The City Council on Tuesday approved a Southern California Edison proposal that will save five eucalyptus trees in Bluebird Canyon that had been headed for the chopping block.
Not everyone embraced the reprieve proposed by Edison representative Steve Nelson. They cited safety as their major concern.
"We saw in 1993 how catastrophic these trees are," said Peter Grohmann. "They explode in a fire, and the Fire Department has recommended their removal."
Fire Department officials said it's not just about the fire hazard, but also the fragility of the trees. Uprooted trees or broken limbs can impede evacuation and access by emergency vehicles in a disaster.
But arborist Greg Applegate, who had been hired by a group of Bluebird Canyon residents who resisted the idea of chopping down the trees, said there is no data that substantiates the belief that eucalyptus trees are more dangerous than other species.
"You are two times more likely to be struck by lightning than by a tree," said Applegate, who had once been called in by the city to treat the aging pepper tree in front of City Hall.
However, longtime city naturalist Kimberly Leeds had nothing good to say about eucalyptus, the nonnative transplants from Australia.
"Shallow roots don't hold well in sandy soil — and we have sandy substrate Topanga Formation in most of Laguna, including Bluebird Canyon," Leeds said. "The roots clog up sewers and burst water pipes, cause road damage and erosion on the hillsides."
Leeds said the trees are detrimental to species diversity.
"High levels of oil in the debris make it decompose at a very low rate — this limits the regeneration of topsoil," Leeds said. "The oil is toxic to most animals.
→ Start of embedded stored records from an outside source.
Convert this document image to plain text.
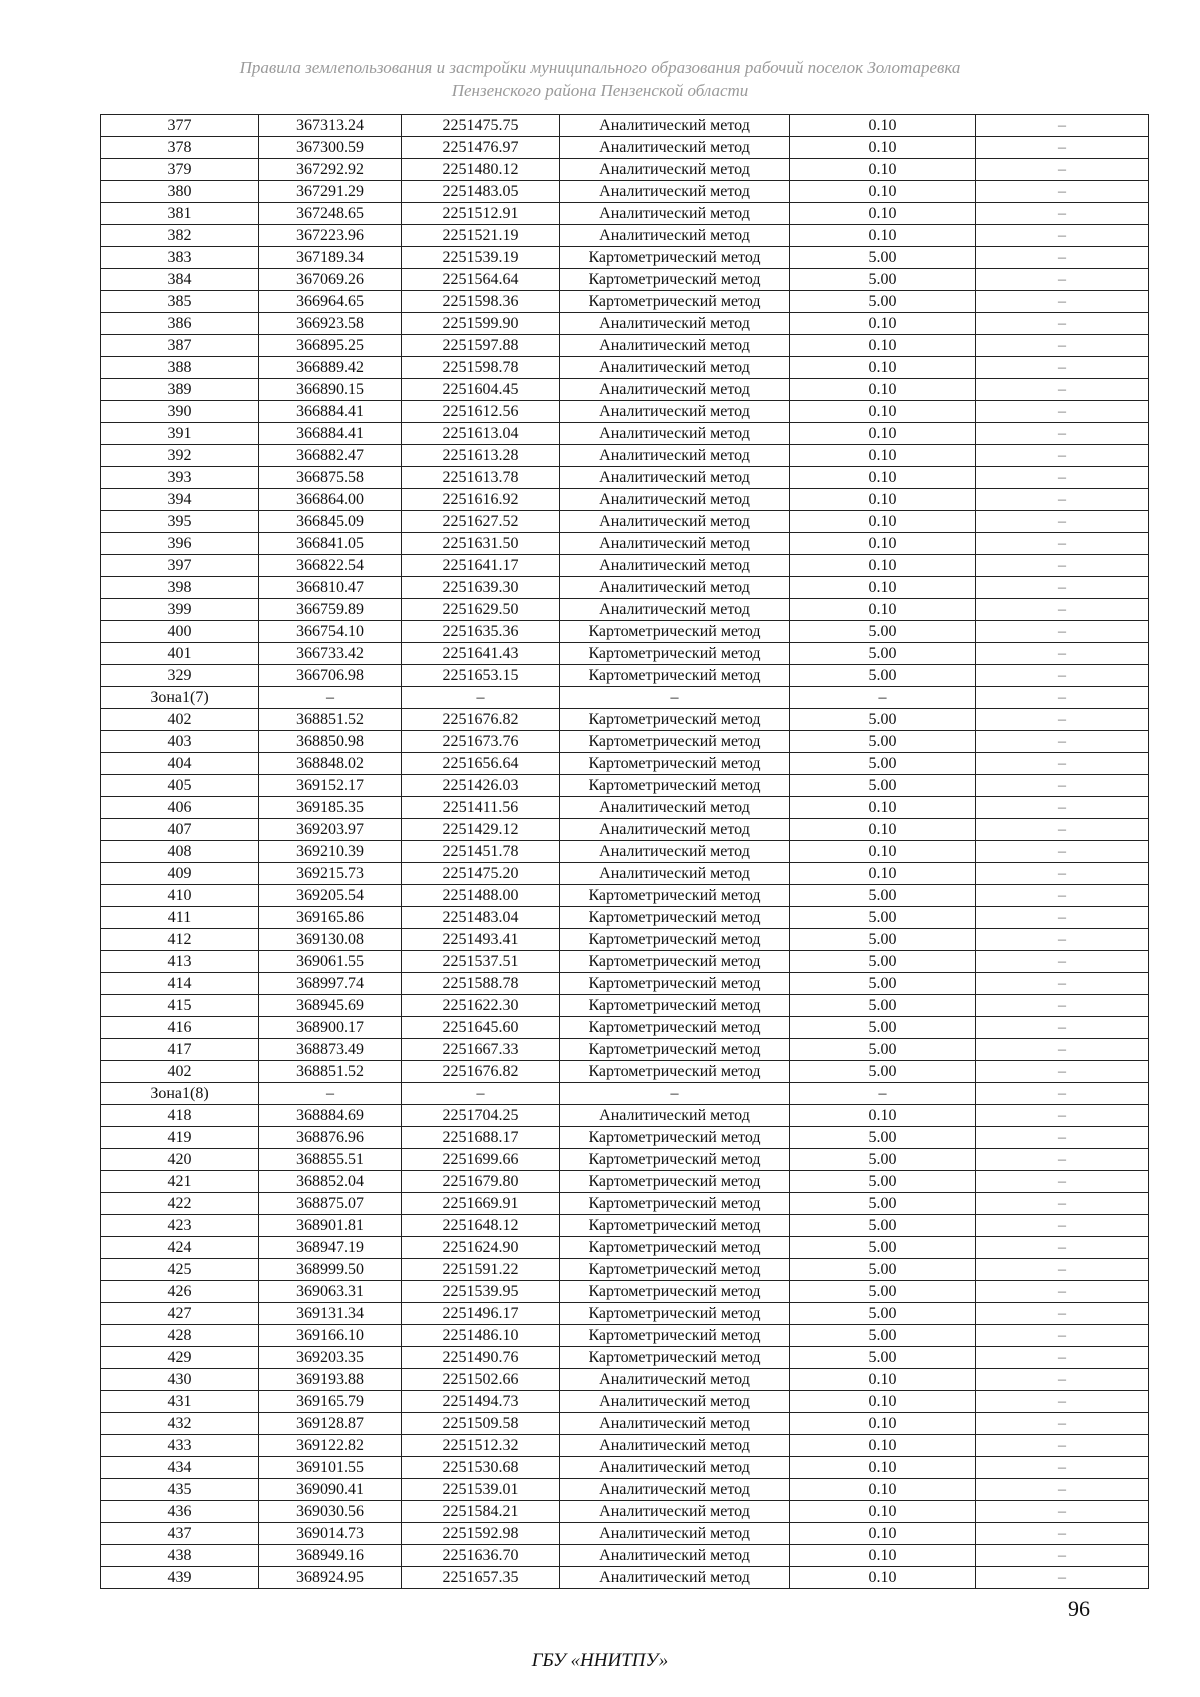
Правила землепользования и застройки муниципального образования рабочий поселок Золотаревка
Пензенского района Пензенской области
377	367313.24	2251475.75	Аналитический метод	0.10	–
378	367300.59	2251476.97	Аналитический метод	0.10	–
379	367292.92	2251480.12	Аналитический метод	0.10	–
380	367291.29	2251483.05	Аналитический метод	0.10	–
381	367248.65	2251512.91	Аналитический метод	0.10	–
382	367223.96	2251521.19	Аналитический метод	0.10	–
383	367189.34	2251539.19	Картометрический метод	5.00	–
384	367069.26	2251564.64	Картометрический метод	5.00	–
385	366964.65	2251598.36	Картометрический метод	5.00	–
386	366923.58	2251599.90	Аналитический метод	0.10	–
387	366895.25	2251597.88	Аналитический метод	0.10	–
388	366889.42	2251598.78	Аналитический метод	0.10	–
389	366890.15	2251604.45	Аналитический метод	0.10	–
390	366884.41	2251612.56	Аналитический метод	0.10	–
391	366884.41	2251613.04	Аналитический метод	0.10	–
392	366882.47	2251613.28	Аналитический метод	0.10	–
393	366875.58	2251613.78	Аналитический метод	0.10	–
394	366864.00	2251616.92	Аналитический метод	0.10	–
395	366845.09	2251627.52	Аналитический метод	0.10	–
396	366841.05	2251631.50	Аналитический метод	0.10	–
397	366822.54	2251641.17	Аналитический метод	0.10	–
398	366810.47	2251639.30	Аналитический метод	0.10	–
399	366759.89	2251629.50	Аналитический метод	0.10	–
400	366754.10	2251635.36	Картометрический метод	5.00	–
401	366733.42	2251641.43	Картометрический метод	5.00	–
329	366706.98	2251653.15	Картометрический метод	5.00	–
Зона1(7)	–	–	–	–	–
402	368851.52	2251676.82	Картометрический метод	5.00	–
403	368850.98	2251673.76	Картометрический метод	5.00	–
404	368848.02	2251656.64	Картометрический метод	5.00	–
405	369152.17	2251426.03	Картометрический метод	5.00	–
406	369185.35	2251411.56	Аналитический метод	0.10	–
407	369203.97	2251429.12	Аналитический метод	0.10	–
408	369210.39	2251451.78	Аналитический метод	0.10	–
409	369215.73	2251475.20	Аналитический метод	0.10	–
410	369205.54	2251488.00	Картометрический метод	5.00	–
411	369165.86	2251483.04	Картометрический метод	5.00	–
412	369130.08	2251493.41	Картометрический метод	5.00	–
413	369061.55	2251537.51	Картометрический метод	5.00	–
414	368997.74	2251588.78	Картометрический метод	5.00	–
415	368945.69	2251622.30	Картометрический метод	5.00	–
416	368900.17	2251645.60	Картометрический метод	5.00	–
417	368873.49	2251667.33	Картометрический метод	5.00	–
402	368851.52	2251676.82	Картометрический метод	5.00	–
Зона1(8)	–	–	–	–	–
418	368884.69	2251704.25	Аналитический метод	0.10	–
419	368876.96	2251688.17	Картометрический метод	5.00	–
420	368855.51	2251699.66	Картометрический метод	5.00	–
421	368852.04	2251679.80	Картометрический метод	5.00	–
422	368875.07	2251669.91	Картометрический метод	5.00	–
423	368901.81	2251648.12	Картометрический метод	5.00	–
424	368947.19	2251624.90	Картометрический метод	5.00	–
425	368999.50	2251591.22	Картометрический метод	5.00	–
426	369063.31	2251539.95	Картометрический метод	5.00	–
427	369131.34	2251496.17	Картометрический метод	5.00	–
428	369166.10	2251486.10	Картометрический метод	5.00	–
429	369203.35	2251490.76	Картометрический метод	5.00	–
430	369193.88	2251502.66	Аналитический метод	0.10	–
431	369165.79	2251494.73	Аналитический метод	0.10	–
432	369128.87	2251509.58	Аналитический метод	0.10	–
433	369122.82	2251512.32	Аналитический метод	0.10	–
434	369101.55	2251530.68	Аналитический метод	0.10	–
435	369090.41	2251539.01	Аналитический метод	0.10	–
436	369030.56	2251584.21	Аналитический метод	0.10	–
437	369014.73	2251592.98	Аналитический метод	0.10	–
438	368949.16	2251636.70	Аналитический метод	0.10	–
439	368924.95	2251657.35	Аналитический метод	0.10	–
96
ГБУ «ННИТПУ»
Birds get the oil in their beaks and nostrils, often causing death."
High winds can knock off branches and fell the trees, she added.
"My husband's car and the home he lived in were destroyed — he was lucky to escape with his life," Leeds said.
Bluebird Canyon resident Mary Fegraus said she had a similar experience, but she accepted Nelson's proposal.
"It was sensible and sensitive," said Fegraus, founding executive director of the Laguna Canyon Foundation.
Under the proposal, tree maintenance will be accelerated, and Edison will pay for it.
"If further action needs to be taken, we will return to the city," said Nelson, who has been Edison's representative to Laguna for 20 years.
Councilman Kelly Boyd requested Nelson's appearance at the council meeting.
"I have never seen [five] trees get this much attention," Nelson said.
Eleanor Henry, one of the first Bluebird Canyon residents to publicly castigate the plan to remove the trees, thanked Edison for its reversal.
But it isn't just the five trees earmarked for removal that need watching, according to several of the 12 speakers who addressed the council.
Todd Green said all eucalyptus trees in the canyon need to assessed.
Native Lagunan Liza Interlandi Stewart, who has lived in Bluebird Canyon for most of her 52 years, went even further.
"All the trees should be looked at," she said.
Councilwoman Elizabeth Pearson, liaison to the Disaster Committee, said neighborhoods should organize tree reviews for the sake of their own safety.
"We need to be more proactive," Pearson said.
Councilwoman Toni Iseman suggested the compilation of a public list of suspect trees.
"Get these suckers under the wires," said newly seated Mayor Jane Egly. "It is not just diseased trees; it's also location."